Opened in 1968 as the Ocean County Air-Park, the airport was renamed in 1970 to honor Ocean County Freeholder Robert J. Miller, who was instrumental in the airport's development. Miller died in an accident at the airport in 1969.

The airport is included in the FAA's National Plan of Integrated Airport Systems for 2011–2015, which categorized it as a general aviation facility.

== Facilities and aircraft ==
The airport covers 822 acres (333 ha) and is situated at an elevation of 86 feet (26 m). It features:
- Runway 6/24: 5,950 x 100 ft (1,814 x 30 m), asphalt
- Runway 14/32: 3,599 x 75 ft (1,097 x 23 m), asphalt
- Helipad H1: 100 x 100 ft (30 x 30 m), asphalt

For the 12-month period ending October 31, 2022, the airport had 38,550 aircraft operations, an average of 106 per day. At that time, there were 64 aircraft based at this airport: 53 single-engine, 8 multi-engine, 1 jet, and 2 helicopters.

On-site tenants include the New Jersey Forest Fire Service, the Civil Air Patrol, and emergency medevac providers like Hackensack AirMed One.
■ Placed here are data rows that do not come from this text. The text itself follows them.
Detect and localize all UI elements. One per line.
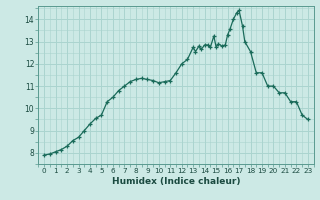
X-axis label: Humidex (Indice chaleur): Humidex (Indice chaleur) [112,177,240,186]
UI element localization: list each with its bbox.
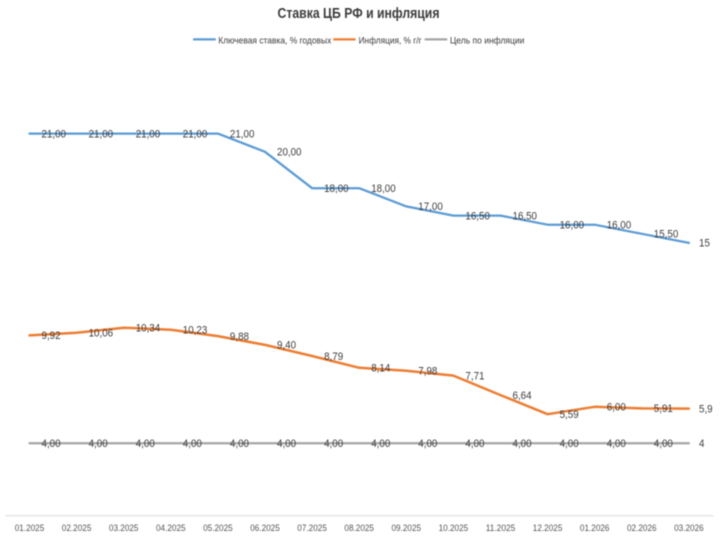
- svg-text:4,00: 4,00: [607, 438, 626, 450]
- svg-text:4,00: 4,00: [183, 438, 202, 450]
- svg-text:21,00: 21,00: [183, 128, 208, 140]
- svg-text:21,00: 21,00: [230, 128, 255, 140]
- svg-text:4,00: 4,00: [136, 438, 155, 450]
- svg-text:4,00: 4,00: [277, 438, 296, 450]
- svg-text:Инфляция, % г/г: Инфляция, % г/г: [359, 36, 422, 47]
- svg-text:4,00: 4,00: [560, 438, 579, 450]
- svg-text:6,64: 6,64: [513, 390, 532, 402]
- svg-text:5,59: 5,59: [560, 409, 579, 421]
- svg-text:06.2025: 06.2025: [250, 523, 280, 533]
- svg-text:10,06: 10,06: [89, 328, 114, 340]
- svg-text:16,50: 16,50: [513, 210, 538, 222]
- svg-text:02.2026: 02.2026: [627, 523, 657, 533]
- svg-text:Ключевая ставка, % годовых: Ключевая ставка, % годовых: [218, 36, 331, 47]
- svg-text:Ставка ЦБ РФ и инфляция: Ставка ЦБ РФ и инфляция: [278, 6, 440, 22]
- svg-text:01.2026: 01.2026: [580, 523, 610, 533]
- svg-text:4,00: 4,00: [230, 438, 249, 450]
- svg-text:4,00: 4,00: [371, 438, 390, 450]
- svg-text:8,79: 8,79: [324, 351, 343, 363]
- svg-text:4,00: 4,00: [465, 438, 484, 450]
- svg-text:18,00: 18,00: [371, 183, 396, 195]
- svg-text:16,50: 16,50: [465, 210, 490, 222]
- svg-text:4,00: 4,00: [42, 438, 61, 450]
- svg-text:21,00: 21,00: [136, 128, 161, 140]
- svg-text:5,9: 5,9: [699, 403, 713, 415]
- svg-text:17,00: 17,00: [418, 201, 443, 213]
- svg-text:03.2025: 03.2025: [109, 523, 139, 533]
- svg-text:02.2025: 02.2025: [62, 523, 92, 533]
- svg-text:8,14: 8,14: [371, 363, 390, 375]
- svg-text:Цель по инфляции: Цель по инфляции: [450, 36, 524, 47]
- svg-text:16,00: 16,00: [560, 220, 585, 232]
- svg-text:15,50: 15,50: [654, 229, 679, 241]
- svg-text:09.2025: 09.2025: [392, 523, 422, 533]
- svg-text:5,91: 5,91: [654, 403, 673, 415]
- svg-text:4,00: 4,00: [89, 438, 108, 450]
- svg-text:20,00: 20,00: [277, 147, 302, 159]
- svg-text:08.2025: 08.2025: [344, 523, 374, 533]
- svg-text:04.2025: 04.2025: [156, 523, 186, 533]
- svg-text:07.2025: 07.2025: [297, 523, 327, 533]
- svg-text:9,88: 9,88: [230, 331, 249, 343]
- svg-text:7,98: 7,98: [418, 366, 437, 378]
- svg-text:4,00: 4,00: [513, 438, 532, 450]
- svg-text:18,00: 18,00: [324, 183, 349, 195]
- svg-text:15: 15: [699, 238, 710, 250]
- svg-text:11.2025: 11.2025: [486, 523, 516, 533]
- svg-text:4,00: 4,00: [654, 438, 673, 450]
- svg-text:4,00: 4,00: [418, 438, 437, 450]
- svg-text:10.2025: 10.2025: [439, 523, 469, 533]
- svg-text:21,00: 21,00: [42, 128, 67, 140]
- svg-text:6,00: 6,00: [607, 402, 626, 414]
- svg-text:12.2025: 12.2025: [533, 523, 563, 533]
- svg-text:01.2025: 01.2025: [15, 523, 45, 533]
- svg-text:4,00: 4,00: [324, 438, 343, 450]
- svg-text:7,71: 7,71: [465, 370, 484, 382]
- svg-text:03.2026: 03.2026: [674, 523, 704, 533]
- svg-text:10,34: 10,34: [136, 323, 161, 335]
- svg-text:9,92: 9,92: [42, 330, 61, 342]
- svg-text:9,40: 9,40: [277, 340, 296, 352]
- svg-text:05.2025: 05.2025: [203, 523, 233, 533]
- svg-text:16,00: 16,00: [607, 220, 632, 232]
- svg-text:10,23: 10,23: [183, 325, 208, 337]
- svg-text:4: 4: [699, 438, 704, 450]
- svg-text:21,00: 21,00: [89, 128, 114, 140]
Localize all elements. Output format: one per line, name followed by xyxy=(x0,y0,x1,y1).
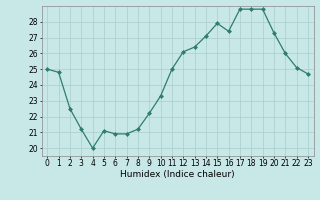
X-axis label: Humidex (Indice chaleur): Humidex (Indice chaleur) xyxy=(120,170,235,179)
Experimental Aircraft Association Chapter 898 is based at Ocean County Airport. In addition to providing Young Eagles flights, education programs, and aircraft-building workshops, the chapter members assembled The Impossible Airplane, a custom RV-10 designed for armless airplane pilot Jessica Cox to fly using only her feet.

== Recent developments ==
In 2014, Runway 14/32 was completed to provide a safe crosswind option, marking the first new runway built in New Jersey since 1983. The $8.2 million project was primarily funded by the FAA.

In 2020, a $2.8 million T-hangar construction contract was awarded, adding new units for helicopters and small aircraft.

In 2021, the airport secured $1.45 million in federal infrastructure funding for apron and taxiway improvements to accommodate growing demand.